Enhanced photoisomerization with hybrid metallodielectric cavities based on mode interference

TL;DR

This paper demonstrates that hybrid metallodielectric cavities, supporting both photonic and plasmonic modes, can enhance photoisomerization reactions by selectively increasing the yield through interference effects.

Contribution

It introduces the concept of using hybrid cavities with mode interference to control and improve photoisomerization efficiency, a novel approach compared to single-mode cavities.

Findings

Hybrid cavities enable energy-selective Purcell effects.

Interference between modes enhances specific molecular relaxation pathways.

Results are robust across realistic cavity parameters.

Abstract

The ability to control chemical reactions by coupling organic molecules to confined light in a cavity has recently attracted much attention.
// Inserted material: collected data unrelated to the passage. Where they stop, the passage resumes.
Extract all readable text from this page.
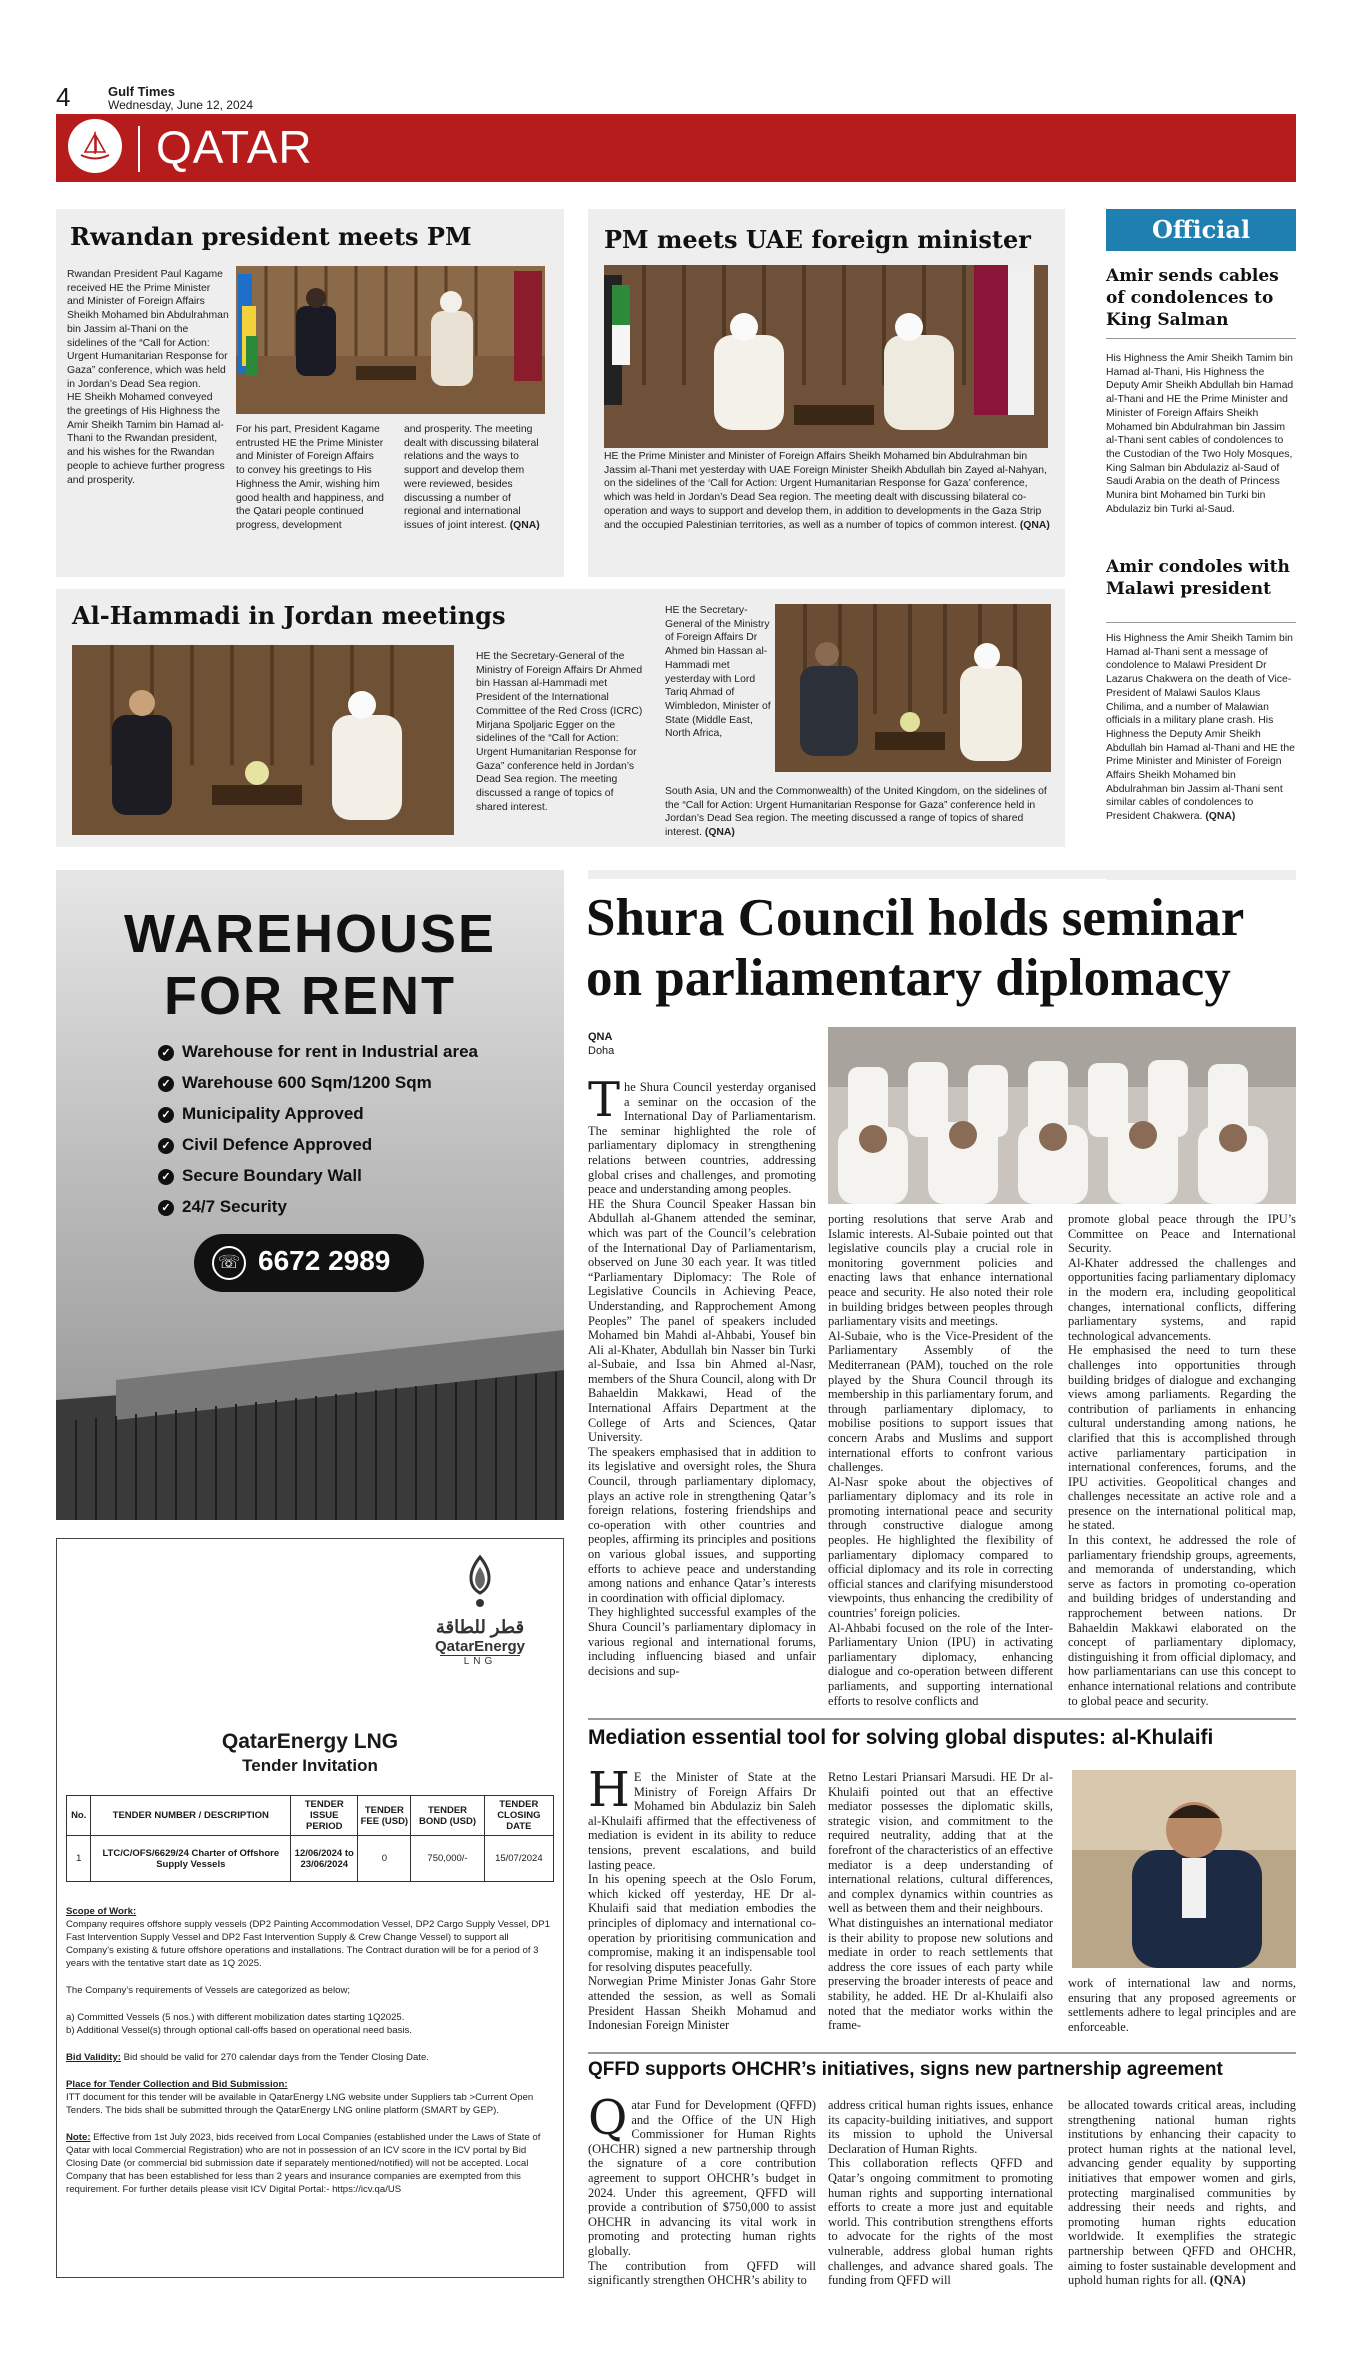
4	Gulf Times
Wednesday, June 12, 2024
QATAR
Rwandan president meets PM
Rwandan President Paul Kagame received HE the Prime Minister and Minister of Foreign Affairs Sheikh Mohamed bin Abdulrahman bin Jassim al-Thani on the sidelines of the “Call for Action: Urgent Humanitarian Response for Gaza” conference, which was held in Jordan’s Dead Sea region.
HE Sheikh Mohamed conveyed the greetings of His Highness the Amir Sheikh Tamim bin Hamad al-Thani to the Rwandan president, and his wishes for the Rwandan people to achieve further progress and prosperity.
For his part, President Kagame entrusted HE the Prime Minister and Minister of Foreign Affairs to convey his greetings to His Highness the Amir, wishing him good health and happiness, and the Qatari people continued progress, development
and prosperity. The meeting dealt with discussing bilateral relations and the ways to support and develop them were reviewed, besides discussing a number of regional and international issues of joint interest. (QNA)
PM meets UAE foreign minister
HE the Prime Minister and Minister of Foreign Affairs Sheikh Mohamed bin Abdulrahman bin Jassim al-Thani met yesterday with UAE Foreign Minister Sheikh Abdullah bin Zayed al-Nahyan, on the sidelines of the ‘Call for Action: Urgent Humanitarian Response for Gaza’ conference, which was held in Jordan’s Dead Sea region. The meeting dealt with discussing bilateral co-operation and ways to support and develop them, in addition to developments in the Gaza Strip and the occupied Palestinian territories, as well as a number of topics of common interest. (QNA)
Official
Amir sends cables of condolences to King Salman
His Highness the Amir Sheikh Tamim bin Hamad al-Thani, His Highness the Deputy Amir Sheikh Abdullah bin Hamad al-Thani and HE the Prime Minister and Minister of Foreign Affairs Sheikh Mohamed bin Abdulrahman bin Jassim al-Thani sent cables of condolences to the Custodian of the Two Holy Mosques, King Salman bin Abdulaziz al-Saud of Saudi Arabia on the death of Princess Munira bint Mohamed bin Turki bin Abdulaziz bin Turki al-Saud.
Amir condoles with Malawi president
His Highness the Amir Sheikh Tamim bin Hamad al-Thani sent a message of condolence to Malawi President Dr Lazarus Chakwera on the death of Vice-President of Malawi Saulos Klaus Chilima, and a number of Malawian officials in a military plane crash. His Highness the Deputy Amir Sheikh Abdullah bin Hamad al-Thani and HE the Prime Minister and Minister of Foreign Affairs Sheikh Mohamed bin Abdulrahman bin Jassim al-Thani sent similar cables of condolences to President Chakwera. (QNA)
Al-Hammadi in Jordan meetings
HE the Secretary-General of the Ministry of Foreign Affairs Dr Ahmed bin Hassan al-Hammadi met President of the International Committee of the Red Cross (ICRC) Mirjana Spoljaric Egger on the sidelines of the “Call for Action: Urgent Humanitarian Response for Gaza” conference held in Jordan’s Dead Sea region. The meeting discussed a range of topics of shared interest.
HE the Secretary-General of the Ministry of Foreign Affairs Dr Ahmed bin Hassan al-Hammadi met yesterday with Lord Tariq Ahmad of Wimbledon, Minister of State (Middle East, North Africa,
South Asia, UN and the Commonwealth) of the United Kingdom, on the sidelines of the “Call for Action: Urgent Humanitarian Response for Gaza” conference held in Jordan’s Dead Sea region. The meeting discussed a range of topics of shared interest. (QNA)
WAREHOUSE
FOR RENT
✓ Warehouse for rent in Industrial area
✓ Warehouse 600 Sqm/1200 Sqm
✓ Municipality Approved
✓ Civil Defence Approved
✓ Secure Boundary Wall
✓ 24/7 Security
☏ 6672 2989
قطر للطاقة
QatarEnergy
LNG
QatarEnergy LNG
Tender Invitation
No.	TENDER NUMBER / DESCRIPTION	TENDER ISSUE PERIOD	TENDER FEE (USD)	TENDER BOND (USD)	TENDER CLOSING DATE
1	LTC/C/OFS/6629/24 Charter of Offshore Supply Vessels	12/06/2024 to 23/06/2024	0	750,000/-	15/07/2024
Scope of Work:
Company requires offshore supply vessels (DP2 Painting Accommodation Vessel, DP2 Cargo Supply Vessel, DP1 Fast Intervention Supply Vessel and DP2 Fast Intervention Supply & Crew Change Vessel) to support all Company’s existing & future offshore operations and installations. The Contract duration will be for a period of 3 years with the tentative start date as 1Q 2025.
The Company’s requirements of Vessels are categorized as below;
a) Committed Vessels (5 nos.) with different mobilization dates starting 1Q2025.
b) Additional Vessel(s) through optional call-offs based on operational need basis.
Bid Validity: Bid should be valid for 270 calendar days from the Tender Closing Date.
Place for Tender Collection and Bid Submission:
ITT document for this tender will be available in QatarEnergy LNG website under Suppliers tab >Current Open Tenders. The bids shall be submitted through the QatarEnergy LNG online platform (SMART by GEP).
Note: Effective from 1st July 2023, bids received from Local Companies (established under the Laws of State of Qatar with local Commercial Registration) who are not in possession of an ICV score in the ICV portal by Bid Closing Date (or commercial bid submission date if separately mentioned/notified) will not be accepted. Local Company that has been established for less than 2 years and insurance companies are exempted from this requirement. For further details please visit ICV Digital Portal:- https://icv.qa/US
Shura Council holds seminar
on parliamentary diplomacy
QNA
Doha
The Shura Council yesterday organised a seminar on the occasion of the International Day of Parliamentarism. The seminar highlighted the role of parliamentary diplomacy in strengthening relations between countries, addressing global crises and challenges, and promoting peace and understanding among peoples.
HE the Shura Council Speaker Hassan bin Abdullah al-Ghanem attended the seminar, which was part of the Council’s celebration of the International Day of Parliamentarism, observed on June 30 each year. It was titled “Parliamentary Diplomacy: The Role of Legislative Councils in Achieving Peace, Understanding, and Rapprochement Among Peoples” The panel of speakers included Mohamed bin Mahdi al-Ahbabi, Yousef bin Ali al-Khater, Abdullah bin Nasser bin Turki al-Subaie, and Issa bin Ahmed al-Nasr, members of the Shura Council, along with Dr Bahaeldin Makkawi, Head of the International Affairs Department at the College of Arts and Sciences, Qatar University.
The speakers emphasised that in addition to its legislative and oversight roles, the Shura Council, through parliamentary diplomacy, plays an active role in strengthening Qatar’s foreign relations, fostering friendships and co-operation with other countries and peoples, affirming its principles and positions on various global issues, and supporting efforts to achieve peace and understanding among nations and enhance Qatar’s interests in coordination with official diplomacy.
They highlighted successful examples of the Shura Council’s parliamentary diplomacy in various regional and international forums, including influencing biased and unfair decisions and sup-
porting resolutions that serve Arab and Islamic interests. Al-Subaie pointed out that legislative councils play a crucial role in monitoring government policies and enacting laws that enhance international peace and security. He also noted their role in building bridges between peoples through parliamentary visits and meetings.
Al-Subaie, who is the Vice-President of the Parliamentary Assembly of the Mediterranean (PAM), touched on the role played by the Shura Council through its membership in this parliamentary forum, and through parliamentary diplomacy, to mobilise positions to support issues that concern Arabs and Muslims and support international efforts to confront various challenges.
Al-Nasr spoke about the objectives of parliamentary diplomacy and its role in promoting international peace and security through constructive dialogue among peoples. He highlighted the flexibility of parliamentary diplomacy compared to official diplomacy and its role in correcting official stances and clarifying misunderstood viewpoints, thus enhancing the credibility of countries’ foreign policies.
Al-Ahbabi focused on the role of the Inter-Parliamentary Union (IPU) in activating parliamentary diplomacy, enhancing dialogue and co-operation between different parliaments, and supporting international efforts to resolve conflicts and
promote global peace through the IPU’s Committee on Peace and International Security.
Al-Khater addressed the challenges and opportunities facing parliamentary diplomacy in the modern era, including geopolitical changes, international conflicts, differing parliamentary systems, and rapid technological advancements.
He emphasised the need to turn these challenges into opportunities through building bridges of dialogue and exchanging views among parliaments. Regarding the contribution of parliaments in enhancing cultural understanding among nations, he clarified that this is accomplished through active parliamentary participation in international conferences, forums, and the IPU activities. Geopolitical changes and challenges necessitate an active role and a presence on the international political map, he stated.
In this context, he addressed the role of parliamentary friendship groups, agreements, and memoranda of understanding, which serve as factors in promoting co-operation and building bridges of understanding and rapprochement between nations. Dr Bahaeldin Makkawi elaborated on the concept of parliamentary diplomacy, distinguishing it from official diplomacy, and how parliamentarians can use this concept to enhance international relations and contribute to global peace and security.
Mediation essential tool for solving global disputes: al-Khulaifi
H E the Minister of State at the Ministry of Foreign Affairs Dr Mohamed bin Abdulaziz bin Saleh al-Khulaifi affirmed that the effectiveness of mediation is evident in its ability to reduce tensions, prevent escalations, and build lasting peace.
In his opening speech at the Oslo Forum, which kicked off yesterday, HE Dr al-Khulaifi said that mediation embodies the principles of diplomacy and international co-operation by prioritising communication and compromise, making it an indispensable tool for resolving disputes peacefully.
Norwegian Prime Minister Jonas Gahr Store attended the session, as well as Somali President Hassan Sheikh Mohamud and Indonesian Foreign Minister
Retno Lestari Priansari Marsudi. HE Dr al-Khulaifi pointed out that an effective mediator possesses the diplomatic skills, strategic vision, and commitment to the required neutrality, adding that at the forefront of the characteristics of an effective mediator is a deep understanding of international relations, cultural differences, and complex dynamics within countries as well as between them and their neighbours.
What distinguishes an international mediator is their ability to propose new solutions and mediate in order to reach settlements that address the core issues of each party while preserving the broader interests of peace and stability, he added. HE Dr al-Khulaifi also noted that the mediator works within the frame-
work of international law and norms, ensuring that any proposed agreements or settlements adhere to legal principles and are enforceable.
QFFD supports OHCHR’s initiatives, signs new partnership agreement
Qatar Fund for Development (QFFD) and the Office of the UN High Commissioner for Human Rights (OHCHR) signed a new partnership through the signature of a core contribution agreement to support OHCHR’s budget in 2024. Under this agreement, QFFD will provide a contribution of $750,000 to assist OHCHR in advancing its vital work in promoting and protecting human rights globally.
The contribution from QFFD will significantly strengthen OHCHR’s ability to
address critical human rights issues, enhance its capacity-building initiatives, and support its mission to uphold the Universal Declaration of Human Rights.
This collaboration reflects QFFD and Qatar’s ongoing commitment to promoting human rights and supporting international efforts to create a more just and equitable world. This contribution strengthens efforts to advocate for the rights of the most vulnerable, address global human rights challenges, and advance shared goals. The funding from QFFD will
be allocated towards critical areas, including strengthening national human rights institutions by enhancing their capacity to protect human rights at the national level, advancing gender equality by supporting initiatives that empower women and girls, protecting marginalised communities by addressing their needs and rights, and promoting human rights education worldwide. It exemplifies the strategic partnership between QFFD and OHCHR, aiming to foster sustainable development and uphold human rights for all. (QNA)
While most previous studies have focused on single-mode photonic or plasmonic cavities, here we investigate the effect of hybrid metallodielectric cavities on photoisomerization reactions. Hybrid cavities, which support both photonic and plasmonic modes, offer unique opportunities that arise from the interplay between these two distinct types of modes. Specifically, we demonstrate that interference in the spectral density due to a narrow photonic mode and a broad plasmonic mode that are coupled to each other enables hybrid cavities to provide an energy-selective Purcell effect. This effect enhances electronic relaxation only to the desired molecular geometry, providing the ability to increase the yield of photoisomerization reactions. As a test case, we study the asymmetric proton transfer reaction in the electronic excited state of 3-aminoacrolein. Our results, which are robust for a range of realistic cavity parameters, highlight the advantages of hybrid cavities in cavity-induced photochemical processes.